Internationally renowned street artist, Falko, is road-tripping around SA, painting dorpies as he goes. The more obscure the place, the better. His mission: To change the locals’ perception of value. Along for the ride that is Once Upon A Town, is photographer Luke Daniel. This is Luke’s dispatch from Garies in the Northern Cape…
Following the Olifants River – which resembles a beach oasis in the dry Northern Cape – the highway stretches beyond the horizon, in a dead-straight line. The scenery repeats itself and a five-hour journey feels more like ten. Forlorn, long-since-abandoned farm houses scatter the landscape, breaking the monotony of red desert sand and bossies. The town of Garies appears after kilometres of nothingness, nestled between rocky hills and the N7. It’s late Saturday afternoon, the sun hanging in the distance, and the town’s quietness is disturbed only by freight trucks heading to Namibia, a couple hundred kilometres away.

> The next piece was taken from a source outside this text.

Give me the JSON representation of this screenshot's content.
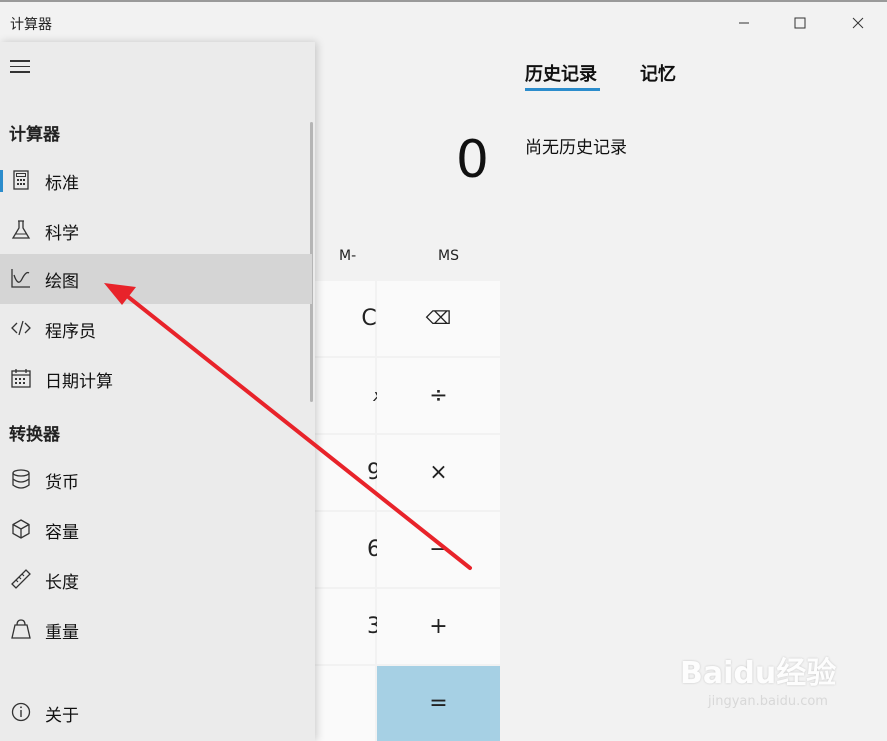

Rueben is a well-traveled Rastafarian, who’s settled in Garies. He’s a painter, and as such, has a keen interest in Falko’s murals, which began to manifest and decorate the RDP houses on the outskirts of town. Rueben’s house stands modest – he’s been building his home for the past five months after relocating from an area further out of Garies. He explains how hard it is to build something from nothing. His two dreadlocked children play on the rocky ground which Reuben has tried to adorn with various plants. He’s a proud and loving father – spending the evening with his kids, picking thorns out from under their feet. The pink evening sky slowly fades to black, and the crowds who have gathered to watch Falko work, stagger back home.

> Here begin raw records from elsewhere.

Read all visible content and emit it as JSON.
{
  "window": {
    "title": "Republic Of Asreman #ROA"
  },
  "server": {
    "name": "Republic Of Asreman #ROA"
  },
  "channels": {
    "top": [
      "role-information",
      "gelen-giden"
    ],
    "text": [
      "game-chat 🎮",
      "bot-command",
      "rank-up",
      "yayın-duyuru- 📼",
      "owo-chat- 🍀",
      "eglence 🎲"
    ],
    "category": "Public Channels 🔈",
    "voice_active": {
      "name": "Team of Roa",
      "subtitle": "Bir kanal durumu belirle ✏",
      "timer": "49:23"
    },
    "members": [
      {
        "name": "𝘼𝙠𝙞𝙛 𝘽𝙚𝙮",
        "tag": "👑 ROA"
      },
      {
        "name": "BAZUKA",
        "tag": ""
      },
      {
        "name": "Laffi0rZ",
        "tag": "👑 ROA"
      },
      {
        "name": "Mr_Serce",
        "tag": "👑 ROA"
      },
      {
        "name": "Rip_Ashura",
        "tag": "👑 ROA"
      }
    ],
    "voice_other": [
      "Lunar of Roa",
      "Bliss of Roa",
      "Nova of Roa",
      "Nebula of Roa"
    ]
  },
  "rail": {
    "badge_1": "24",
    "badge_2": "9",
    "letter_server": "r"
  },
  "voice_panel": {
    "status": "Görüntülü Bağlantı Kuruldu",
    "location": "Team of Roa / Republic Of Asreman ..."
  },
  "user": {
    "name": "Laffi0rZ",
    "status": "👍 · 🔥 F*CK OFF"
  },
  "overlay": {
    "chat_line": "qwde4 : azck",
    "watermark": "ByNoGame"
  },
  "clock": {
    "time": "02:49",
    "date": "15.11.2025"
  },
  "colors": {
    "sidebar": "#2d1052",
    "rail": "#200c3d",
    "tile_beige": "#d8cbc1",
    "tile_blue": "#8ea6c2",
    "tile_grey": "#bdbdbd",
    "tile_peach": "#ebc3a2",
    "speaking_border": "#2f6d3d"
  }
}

Waking to the sound of trucks grunting past on the nearby highway – the smell of fresh moerkoffie filtering through the hotel’s hallways. It’s not light outside yet. Across the road a dog yelps and an old lady swears. Church bells ring, and a few sharply dressed kids dodge potholes down the dusty road to Sunday service. Mister Johannes Cloete sits inside his small corrugated iron home, meticulously tearing strips off an old newspaper and rolling cigarettes. Chain-smoking his way through Sunday, just like every other day, he seems unperturbed by the nearby commotion – the neighbours out in their pajamas, watching Falko paint. A quiet and composed true Garies gentleman, born and bred in the heart of the Namaqualand, the searing sun and red dust has etched the landscape into his skin.

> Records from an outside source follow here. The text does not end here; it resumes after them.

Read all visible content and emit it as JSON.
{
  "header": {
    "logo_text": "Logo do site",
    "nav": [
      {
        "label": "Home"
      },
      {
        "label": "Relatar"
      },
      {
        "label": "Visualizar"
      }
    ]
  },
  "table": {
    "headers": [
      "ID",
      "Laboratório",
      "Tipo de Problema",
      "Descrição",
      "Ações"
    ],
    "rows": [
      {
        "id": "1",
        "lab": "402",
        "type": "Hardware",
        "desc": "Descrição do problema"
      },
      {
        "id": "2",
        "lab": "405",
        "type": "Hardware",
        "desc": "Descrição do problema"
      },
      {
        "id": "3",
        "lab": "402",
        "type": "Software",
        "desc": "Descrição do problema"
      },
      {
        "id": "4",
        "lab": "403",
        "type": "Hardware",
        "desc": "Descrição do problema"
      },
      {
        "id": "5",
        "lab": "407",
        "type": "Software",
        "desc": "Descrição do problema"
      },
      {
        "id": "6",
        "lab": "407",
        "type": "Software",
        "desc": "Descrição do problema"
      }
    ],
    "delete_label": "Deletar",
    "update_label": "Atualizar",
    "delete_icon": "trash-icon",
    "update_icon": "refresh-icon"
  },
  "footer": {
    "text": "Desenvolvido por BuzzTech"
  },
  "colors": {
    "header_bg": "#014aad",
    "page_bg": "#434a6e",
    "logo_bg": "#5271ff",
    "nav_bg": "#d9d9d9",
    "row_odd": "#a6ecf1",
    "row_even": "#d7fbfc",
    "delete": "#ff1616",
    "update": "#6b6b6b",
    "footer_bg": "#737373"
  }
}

The weekend comes to a slow end, and while most locals spend their lazy late afternoons in the cool shade, two old friends, Jericho and Mister Juice, brave the heat stumbling over rocks and bushes looking for their next drink, which is found at a dimly lit, desolate shabeen. They call me Lucas Maree and sing the chorus to ‘Ek sou kan doen met ‘n miljoen’. I’m offered something to drink by Roslyn – she insists – Garies hospitality is something beautiful.
To the west of town a megalithic grouping of rocks overlooks the highway, hills and distant houses. The formation is known as Letterklip and was first used as an informal post office for local Namaqualanders. Years later, in 1902, British troops were stationed in the area to protect Garies from Boer raids, during the war. Tys Schreuder farms a piece of land here – he talks about the good old days in Garies, back when he was mayor. He tells me it hasn’t rained in the area for over a year, that water is a big problem for the town.
Earlier that day, we’d met Jan, a self-proclaimed Khoisan leader, who believes that God is punishing the people of Garies, through drought. He explains that because people are living an unrighteous existence, devoid in faith and dedication to God, the rain is being withheld from the town.